Yes, I'm a bit wary of contradicting THE Sophie Fontanel but I do think she's missing something with viewing trainers as just trainers. It's not the great democratiser as she seems to paint imho, there's a whole hierarchy about having the right shoe at the right time.
It's a shame because she could have tied that in nearly to her new classic talk. Streetwear (as in the fashion movement very much tied into US hip-hop culture not things people are actually wearing on the street and these videos attempt to capture, albeit heavily editorialised) presents itself as being the cutting edge of fashion but in the current fashion sphere it's actually the most traditional and very much a continuation of one day you're in the next day you're out fashion as usual which is very consumist focused and not all that artistic, yet coasts on an artistic aesthetic.

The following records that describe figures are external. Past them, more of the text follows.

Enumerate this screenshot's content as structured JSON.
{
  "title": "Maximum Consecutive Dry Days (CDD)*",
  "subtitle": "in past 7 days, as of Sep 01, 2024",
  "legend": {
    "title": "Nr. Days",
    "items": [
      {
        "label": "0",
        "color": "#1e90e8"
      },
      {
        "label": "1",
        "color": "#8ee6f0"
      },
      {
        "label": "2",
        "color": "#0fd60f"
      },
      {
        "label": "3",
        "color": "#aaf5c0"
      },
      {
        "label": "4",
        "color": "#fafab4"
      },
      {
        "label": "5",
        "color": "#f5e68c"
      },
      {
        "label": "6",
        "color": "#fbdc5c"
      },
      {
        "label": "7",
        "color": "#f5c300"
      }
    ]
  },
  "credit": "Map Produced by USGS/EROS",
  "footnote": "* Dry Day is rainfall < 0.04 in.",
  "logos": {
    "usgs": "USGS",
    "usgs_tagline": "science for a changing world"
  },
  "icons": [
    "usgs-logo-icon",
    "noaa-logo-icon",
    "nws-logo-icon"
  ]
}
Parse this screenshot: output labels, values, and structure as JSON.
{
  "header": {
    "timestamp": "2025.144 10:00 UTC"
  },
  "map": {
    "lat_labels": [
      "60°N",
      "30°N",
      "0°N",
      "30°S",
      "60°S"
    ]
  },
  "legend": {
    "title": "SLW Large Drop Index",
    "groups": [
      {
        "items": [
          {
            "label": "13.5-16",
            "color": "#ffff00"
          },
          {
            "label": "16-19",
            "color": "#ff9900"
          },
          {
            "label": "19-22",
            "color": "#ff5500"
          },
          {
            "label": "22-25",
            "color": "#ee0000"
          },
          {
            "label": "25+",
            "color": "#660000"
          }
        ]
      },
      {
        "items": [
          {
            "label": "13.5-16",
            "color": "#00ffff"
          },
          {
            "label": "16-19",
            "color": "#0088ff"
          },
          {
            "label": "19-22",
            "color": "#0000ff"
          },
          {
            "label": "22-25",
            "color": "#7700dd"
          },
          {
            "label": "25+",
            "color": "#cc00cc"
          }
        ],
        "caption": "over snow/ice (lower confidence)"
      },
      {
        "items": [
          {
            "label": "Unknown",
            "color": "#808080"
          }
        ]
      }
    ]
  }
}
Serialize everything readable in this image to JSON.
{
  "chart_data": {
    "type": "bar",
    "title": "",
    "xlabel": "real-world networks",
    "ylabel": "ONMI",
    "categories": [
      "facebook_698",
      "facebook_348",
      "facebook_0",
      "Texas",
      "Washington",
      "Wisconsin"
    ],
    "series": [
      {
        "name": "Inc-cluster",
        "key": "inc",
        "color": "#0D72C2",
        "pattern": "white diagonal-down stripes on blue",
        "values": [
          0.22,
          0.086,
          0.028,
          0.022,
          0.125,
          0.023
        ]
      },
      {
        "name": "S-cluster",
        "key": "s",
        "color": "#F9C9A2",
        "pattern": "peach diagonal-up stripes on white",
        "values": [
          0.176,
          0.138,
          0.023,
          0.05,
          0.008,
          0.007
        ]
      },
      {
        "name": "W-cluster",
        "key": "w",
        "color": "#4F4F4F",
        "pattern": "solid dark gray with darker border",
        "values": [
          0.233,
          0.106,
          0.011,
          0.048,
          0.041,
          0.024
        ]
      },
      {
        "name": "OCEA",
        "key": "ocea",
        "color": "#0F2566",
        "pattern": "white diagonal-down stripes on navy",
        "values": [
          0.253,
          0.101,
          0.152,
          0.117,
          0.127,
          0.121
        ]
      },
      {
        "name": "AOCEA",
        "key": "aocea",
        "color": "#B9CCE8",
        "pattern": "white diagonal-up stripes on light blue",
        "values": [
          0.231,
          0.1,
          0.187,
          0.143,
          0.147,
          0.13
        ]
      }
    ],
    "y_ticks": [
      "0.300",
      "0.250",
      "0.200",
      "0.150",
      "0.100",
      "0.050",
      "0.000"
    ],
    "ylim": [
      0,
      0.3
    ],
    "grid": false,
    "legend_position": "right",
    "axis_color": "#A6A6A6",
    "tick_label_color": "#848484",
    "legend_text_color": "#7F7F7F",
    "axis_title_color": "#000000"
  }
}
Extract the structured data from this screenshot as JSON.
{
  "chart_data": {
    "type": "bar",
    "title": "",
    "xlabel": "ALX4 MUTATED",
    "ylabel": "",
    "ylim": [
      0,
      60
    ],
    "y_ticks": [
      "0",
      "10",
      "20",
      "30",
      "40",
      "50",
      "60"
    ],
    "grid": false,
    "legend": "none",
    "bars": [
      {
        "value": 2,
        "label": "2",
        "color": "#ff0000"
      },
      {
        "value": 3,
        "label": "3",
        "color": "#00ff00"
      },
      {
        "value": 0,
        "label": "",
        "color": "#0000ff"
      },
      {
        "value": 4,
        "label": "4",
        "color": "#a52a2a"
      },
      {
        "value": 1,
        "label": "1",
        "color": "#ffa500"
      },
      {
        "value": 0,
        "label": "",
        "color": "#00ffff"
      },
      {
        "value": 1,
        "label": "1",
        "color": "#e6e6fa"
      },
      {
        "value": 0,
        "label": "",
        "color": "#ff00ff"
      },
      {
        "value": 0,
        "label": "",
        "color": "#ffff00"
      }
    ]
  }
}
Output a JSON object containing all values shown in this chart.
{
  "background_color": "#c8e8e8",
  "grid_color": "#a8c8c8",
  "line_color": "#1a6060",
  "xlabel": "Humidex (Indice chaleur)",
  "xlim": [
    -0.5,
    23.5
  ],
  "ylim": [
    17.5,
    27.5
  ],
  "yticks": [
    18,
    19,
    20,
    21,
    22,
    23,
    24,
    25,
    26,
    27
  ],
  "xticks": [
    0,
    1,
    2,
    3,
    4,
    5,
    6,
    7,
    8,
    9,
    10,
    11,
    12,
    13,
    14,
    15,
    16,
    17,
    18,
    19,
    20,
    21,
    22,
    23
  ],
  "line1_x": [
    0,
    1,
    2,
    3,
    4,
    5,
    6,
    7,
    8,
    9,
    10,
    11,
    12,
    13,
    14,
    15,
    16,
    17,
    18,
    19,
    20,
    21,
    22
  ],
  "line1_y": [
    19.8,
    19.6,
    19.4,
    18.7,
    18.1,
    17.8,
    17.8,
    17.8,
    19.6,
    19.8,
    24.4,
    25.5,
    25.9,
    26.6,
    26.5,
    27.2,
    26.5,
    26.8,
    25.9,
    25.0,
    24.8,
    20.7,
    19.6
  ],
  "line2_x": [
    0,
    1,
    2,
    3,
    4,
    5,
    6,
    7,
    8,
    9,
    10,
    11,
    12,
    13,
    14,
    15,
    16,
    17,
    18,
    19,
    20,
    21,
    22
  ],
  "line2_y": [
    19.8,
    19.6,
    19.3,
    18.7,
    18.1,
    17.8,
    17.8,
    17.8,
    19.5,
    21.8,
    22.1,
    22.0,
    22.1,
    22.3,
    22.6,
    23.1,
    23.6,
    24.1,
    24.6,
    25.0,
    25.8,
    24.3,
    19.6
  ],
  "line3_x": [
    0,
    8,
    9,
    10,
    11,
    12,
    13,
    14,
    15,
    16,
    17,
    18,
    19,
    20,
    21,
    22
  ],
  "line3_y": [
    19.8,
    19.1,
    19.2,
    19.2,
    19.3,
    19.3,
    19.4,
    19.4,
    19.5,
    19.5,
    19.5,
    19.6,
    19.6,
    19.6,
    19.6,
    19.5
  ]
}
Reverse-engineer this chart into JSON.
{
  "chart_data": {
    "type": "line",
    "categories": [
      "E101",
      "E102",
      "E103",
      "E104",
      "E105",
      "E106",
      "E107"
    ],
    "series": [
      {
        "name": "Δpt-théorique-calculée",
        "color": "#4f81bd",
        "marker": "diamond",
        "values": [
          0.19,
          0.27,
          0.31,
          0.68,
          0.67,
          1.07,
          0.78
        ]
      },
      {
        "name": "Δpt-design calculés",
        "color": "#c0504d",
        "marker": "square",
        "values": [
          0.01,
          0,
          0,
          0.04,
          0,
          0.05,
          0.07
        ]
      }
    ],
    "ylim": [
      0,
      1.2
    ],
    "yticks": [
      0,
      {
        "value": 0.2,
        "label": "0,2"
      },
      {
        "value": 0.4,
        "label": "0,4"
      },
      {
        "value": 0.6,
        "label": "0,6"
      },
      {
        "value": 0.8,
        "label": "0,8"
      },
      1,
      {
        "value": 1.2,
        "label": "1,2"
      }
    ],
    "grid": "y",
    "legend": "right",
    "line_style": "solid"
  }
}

No other subculture is as aligned with the old model of what's in what's out, hierarchies of influence and status anxiety quite like streetwear. It's no surprise that the traditional fashion crowd embraced it so eagerly even if their existing clientele had little interest in it (and I'd love to see the bottom line sheets on these course directions), it's predictable and therefore able to be manipulated to their interests (money, mostly). As much as it raised surprised eyebrows to install these streetwear designers into heritage houses it really isn't that surprising, it's very much the same thing just different aesthetics.
Also forgot to mention I really did enjoy her comment on that brands make their reputation in the secondhand market and that you need fickle fat cats at the top to constantly consume and dispose which sort of ties into the above.